Hal ini memperjelas bahwa keselamatan anak tidak hanya bergantung pada sekolah, tetapi juga pada keluarga dan lingkungan digital yang mereka temui setiap hari.
Dampak Insiden bagi Dunia Pendidikan
Insiden di SMAN 72 membuka diskusi baru mengenai keamanan sekolah dan peran edukasi teknologi. Banyak pihak mendesak agar kurikulum literasi digital diperkuat, terutama terkait bahaya konten daring yang tidak tervalidasi. Guru juga perlu dilatih untuk mengenali pola perilaku berisiko pada remaja.
Beberapa sekolah bahkan mulai mempertimbangkan kebijakan pembatasan penggunaan gawai selama jam pelajaran. Selain itu, ada wacana membuat aturan baru terkait akses internet di lingkungan sekolah untuk meminimalkan risiko serupa.
Pemerintah daerah juga menilai pentingnya kolaborasi dengan platform media sosial.

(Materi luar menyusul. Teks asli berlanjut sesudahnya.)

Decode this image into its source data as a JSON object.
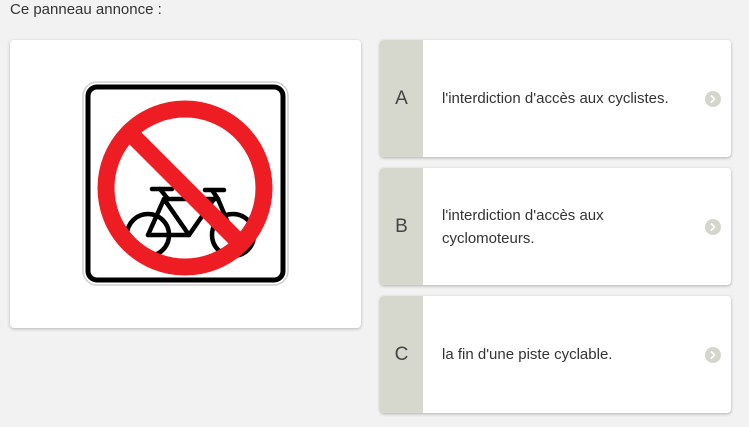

Teknologi filtrasi, pelaporan cepat, dan pengawasan konten harus diperkuat agar video berbahaya tidak mudah dikonsumsi anak di bawah umur.
Kesimpulan: Bukan Bullying, Tapi Efek Lingkungan Digital
Insiden ledakan di SMAN 72 Jakarta menjadi peringatan keras bahwa bahaya di dunia pendidikan tidak selalu berasal dari faktor internal seperti bullying. Terkadang, ancaman justru datang dari luar sekolah—dari dunia digital yang sepenuhnya terbuka dan sulit dikendalikan.
Pernyataan Pramono menegaskan bahwa penyebab utama tindakan siswa adalah konten berbahaya di media sosial. Ini menunjukkan perlunya pendekatan baru dalam melindungi anak-anak dari dampak negatif internet.
Dengan penguatan edukasi digital, kerja sama antara pemerintah, sekolah, orang tua, dan platform online, kejadian serupa dapat dicegah di masa depan. Dunia pendidikan harus belajar dari insiden ini untuk memastikan keamanan dan psikologis siswa tetap terlindungi.